Toujours avec une certaine maladresse, la femme aux longs cheveux prit en main un trousseau de clés et se leva de son siège pour aller se diriger vers les ascenseurs. Avec nervosité, elle appuya rapidement à plusieurs reprises sur le bouton d'appel.

Il semblait qu'elle ne voulait pas perdre un seul instant, et que si l'ascenseur mettait trop de temps à arriver, elle finirait par emprunter les escaliers de secours pour éviter d'avoir à attendre en restant immobile. Heureusement, le « ding » signifiant l'arrivée de l'appareil de transport retentit bien assez tôt, et à peine les portes étaient-elles ouvertes qu'elle s'y engouffra avant d'appuyer avec force sur le bouton désignant le parking sous-terrain de l'entreprise.

Stressée, elle regarda les portes métalliques de l'ascenseur coulisser avec lenteur pour se refermer, quand, tout d'un coup, une main s'interposa dans l'espace encore ouvert au centre.

À sa plus grande surprise, les portes de l'ascenseur, presque fermées, se rouvrirent, et un homme de grande taille et au costume impeccable s'avança vers elle.

« Excusez-moi, » dit Ren en entrant à son tour dans l'ascenseur.

Les portes se refermèrent lentement, et avec calme, il se tourna vers la femme déjà présente qu'il avait suivie depuis qu'elle s'était levée.

« Hasami-san, c'est ça ? » Dit-il en la regardant.

Sa collègue de travail fut surprise de voir qu'il connaissait son nom, d'autant plus que lui et elle ne s'étaient jamais réellement adressé la parole depuis son transfert dans leur Département.

« Comment... ?» Balbutia-t-elle.

« À quel étage descendez-vous ? » Demanda-t-il en l'empêchant de parler davantage.

Il pouvait parfaitement savoir qu'elle se rendait au parking sous-terrain, rien qu'en voyant le bouton d'étage allumé sur le mur de l'ascenseur.

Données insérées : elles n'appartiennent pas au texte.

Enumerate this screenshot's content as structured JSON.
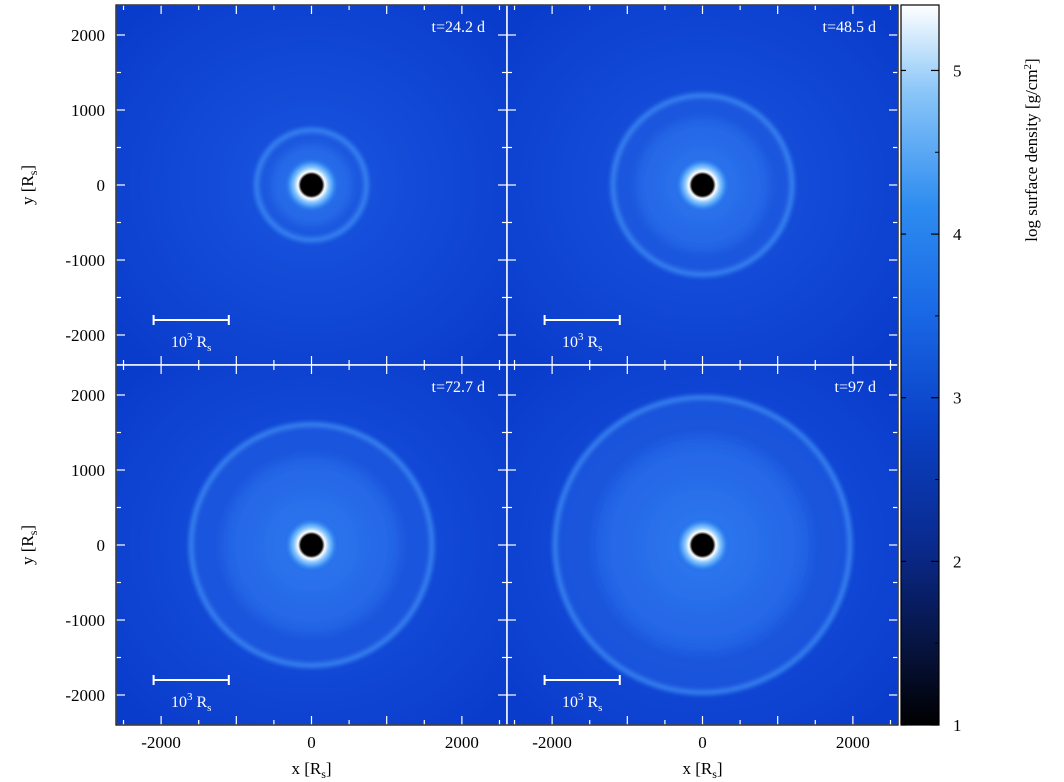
{
  "chart_data": {
    "type": "heatmap",
    "xlabel": "x [R",
    "xlabel_sub": "s",
    "xlabel_close": "]",
    "ylabel": "y [R",
    "ylabel_sub": "s",
    "ylabel_close": "]",
    "xlim": [
      -2600,
      2600
    ],
    "ylim": [
      -2400,
      2400
    ],
    "xticks": [
      -2000,
      0,
      2000
    ],
    "yticks": [
      2000,
      1000,
      0,
      -1000,
      -2000
    ],
    "panels": [
      {
        "time_label": "t=24.2 d",
        "outer_ring_radius": 770,
        "inner_ring_radius": 590
      },
      {
        "time_label": "t=48.5 d",
        "outer_ring_radius": 1230,
        "inner_ring_radius": 950
      },
      {
        "time_label": "t=72.7 d",
        "outer_ring_radius": 1640,
        "inner_ring_radius": 1250
      },
      {
        "time_label": "t=97 d",
        "outer_ring_radius": 2000,
        "inner_ring_radius": 1510
      }
    ],
    "scale_bar": {
      "length": 1000,
      "x_start": -2100,
      "y": -1800,
      "label_base": "10",
      "label_exp": "3",
      "label_unit": " R",
      "label_sub": "s"
    },
    "colorbar": {
      "label": "log surface density [g/cm",
      "label_sup": "2",
      "label_close": "]",
      "range": [
        1,
        5.4
      ],
      "ticks": [
        1,
        2,
        3,
        4,
        5
      ],
      "colors": [
        "#000000",
        "#0a1a55",
        "#0a2d9e",
        "#0047d8",
        "#1e6ee8",
        "#3c96f0",
        "#9ccff8",
        "#ffffff"
      ]
    }
  }
}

Son but était plutôt de la forcer à réfléchir à quelque chose, afin de la calmer un peu en l'empêchant de trop penser à ce qui la mettait dans un tel état de panique.

« Le-Le sous-sol... » Dit-elle après quelques secondes.

« Et ça, ce sont vos clés de voiture ? » Demanda-t-il en pointant du doigt le trousseau de clés qu'elle tenait plus fort que nécessaire dans sa main.

« O-Oui... »

« Je ne sais pas ce qui vous affole autant, mais je ne peux pas vous laisser prendre le volant ainsi, » s'imposa-t-il.

Cela sembla contrarier la femme à ses côtés, car elle fronça les sourcils.

« Non, j'ai besoin de partir le plus vite possible, alors j'ai pas à- »

Il tendit alors la main vers elle, lui coupant à nouveau la parole avec ce geste impromptu.

« Je vais vous conduire. » Dit-il d'une voix ferme.

« Pardon ? »

« Je vais vous conduire, alors donnez-moi vos clés. » Répéta-t-il. « Je ne sais pas où vous allez, mais c'est inutile de vous laisser conduire si vous n'arrivez jamais à destination. »

Un peu choquée par l'attitude de ce collègue de travail qu'elle ne connaissait que de visu, Mari resta un instant silencieuse. Il était vrai qu'elle ne devait plus avoir toute sa tête, étant donné ce qu'on venait de lui annoncer au téléphone, et peut-être était-il plus sage de ne pas conduire pour l'instant, au risque de terminer dans un accident de la circulation.

À contrecœur, elle tendit d'une main hésitante le trousseau de clés vers l'homme bien plus grand qu'elle, et ce dernier s'en empara sans avoir à le redemander une troisième fois.

Il essayait toujours de ne pas écouter les conversations des gans aux alentours. C'était une sorte de règle qu'il s'était imposée parce qu'il n'aimait pas être mêlé à des choses qui ne le regardaient pas.

Pourtant, il n'avait pas pu ignorer la voix paniquée d'Hasami Mari, et sans le vouloir, s'était intéressé à elle.